Common to almost all these activities is personalisation: shaping unique experiences with content targeted at the individual. Even ads shown are based around personal profiles. And like Lynn and Chris, most of us are now used to being at the centre of our own digital universe because our data and our apps have put us there.
Contrast that to the world of Chris and Lynn’s pensions. Chances are they are not lucky enough to be part of a defined benefit (DB) scheme, which provides a guaranteed monthly income for life in retirement.
However, they are more likely to be saving into a defined contribution (DC) scheme, where they choose the investments to fund their retirement, but they probably haven’t looked at it recently. And they almost definitely receive an annual packet of papers from their pension provider, written in incomprehensible, snooze-inducing language.
I bet you they don’t have an app calculating how much they need to live on in retirement; one that shows how close they are to achieving that goal or gives tips to reach it.
The disconnect between consumer technology and the world of pensions and savings is huge. Just think about Amazon Prime; a click of a button and Chris and Lynn are done. They don’t think about the complex logistics, computer software or massive supply chain that sits behind the delivery. It simply works around their need.
The frustrating point is that the technology exists; we are just not applying it to pensions. Yes, the industry has created savings and retirement products, but these are more like components rather than the consumer-facing solutions we see elsewhere.

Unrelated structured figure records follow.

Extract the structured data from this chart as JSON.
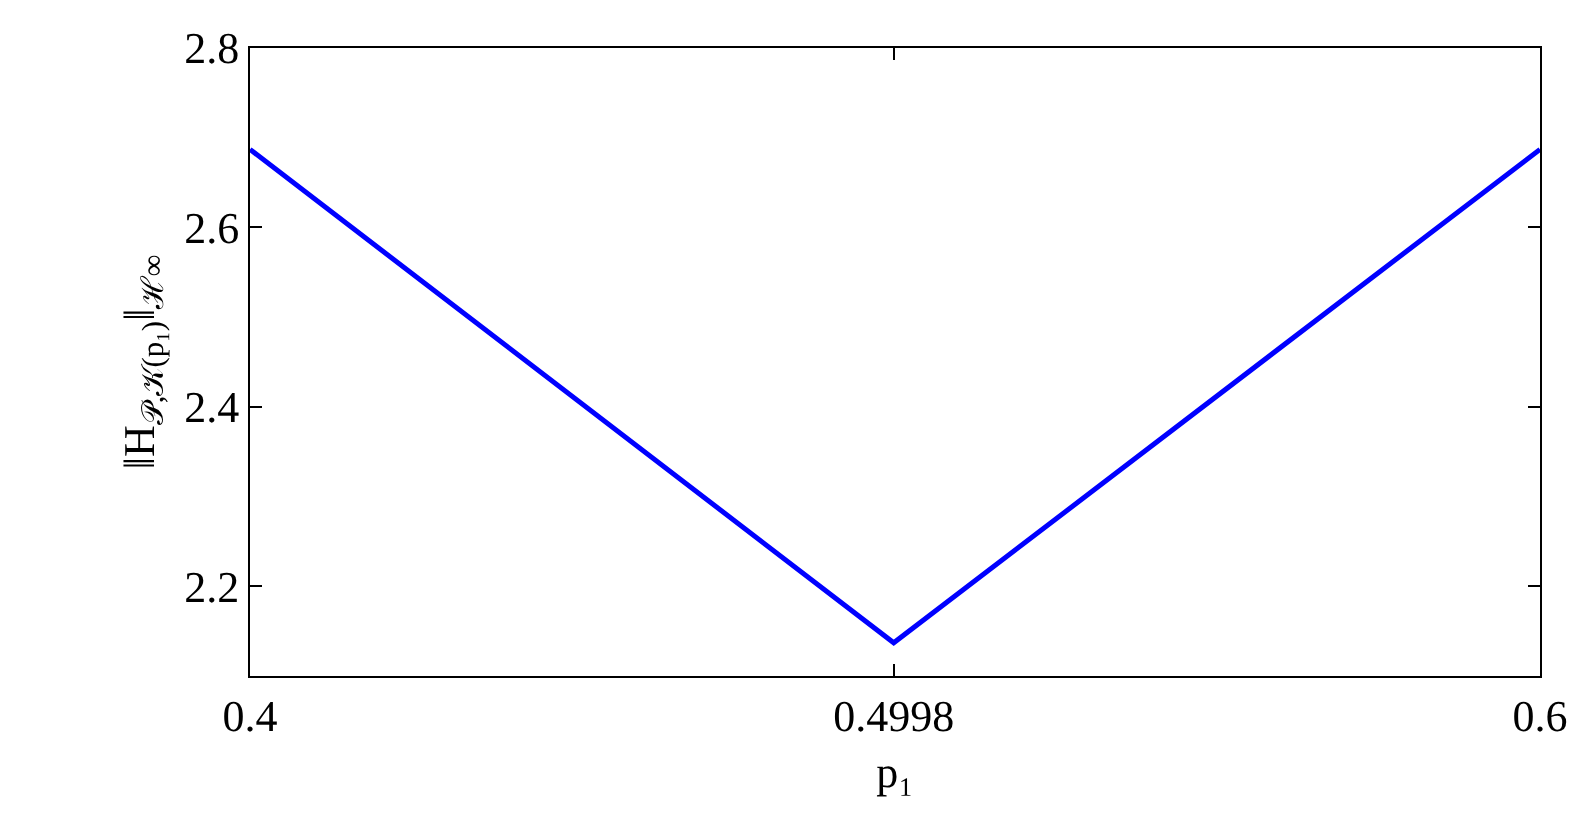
{
  "chart_data": {
    "type": "line",
    "xlabel": "p₁",
    "ylabel": "‖H$_{𝒫,𝒦(p₁)}$‖$_{ℋ∞}$",
    "x": [
      0.4,
      0.4998,
      0.6
    ],
    "series": [
      {
        "color": "#0000ff",
        "values": [
          2.687,
          2.137,
          2.687
        ]
      }
    ],
    "xlim": [
      0.4,
      0.6
    ],
    "xticks": [
      0.4,
      0.4998,
      0.6
    ],
    "ylim": [
      2.1,
      2.8
    ],
    "yticks": [
      2.2,
      2.4,
      2.6,
      2.8
    ],
    "grid": false,
    "legend": false,
    "marker": "none",
    "line_style": "solid"
  }
}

Chris and Lynn need access to their retirement savings in one place. The pensions dashboard, an initiative to allow people to track previous pensions online, is a positive development, but it doesn’t answer key questions such as how much do I need in retirement and what’s the best way to get there?
Government tried to address the lack of individuals saving for retirement by introducing auto-enrolment, whereby almost all employers provide a pensions scheme for employees. A good first step, but contribution rates are woefully inadequate. On top of this, anyone below the age of 30 will not get a state pension until they are 70. A lot can happen over 40 years. Is it prudent for Chris and Lynn to expect a state pension in later life? I fear many are sleepwalking into retirement poverty.
At least Chris and Lynn save into their pension every month, which is a good start. But imagine if, every time they spend money, an extra little bit is automatically saved into their pension. Or every time Chris goes for a run or Lynn goes to the gym, their Fitbit monitors their health, communicating with their digital pensions platform and adjusting asset allocations based on longevity projections.
At the heart of it, how we think about and facilitate savings for retirement needs to change fundamentally. It must be easy, simple, personalised, intuitive and rewarding, more like other consumer experiences. The psychology of savings, the language used and the art of engagement all need be part of the process. It is time for the pensions industry to catch up with the modern world. It is time to get to work.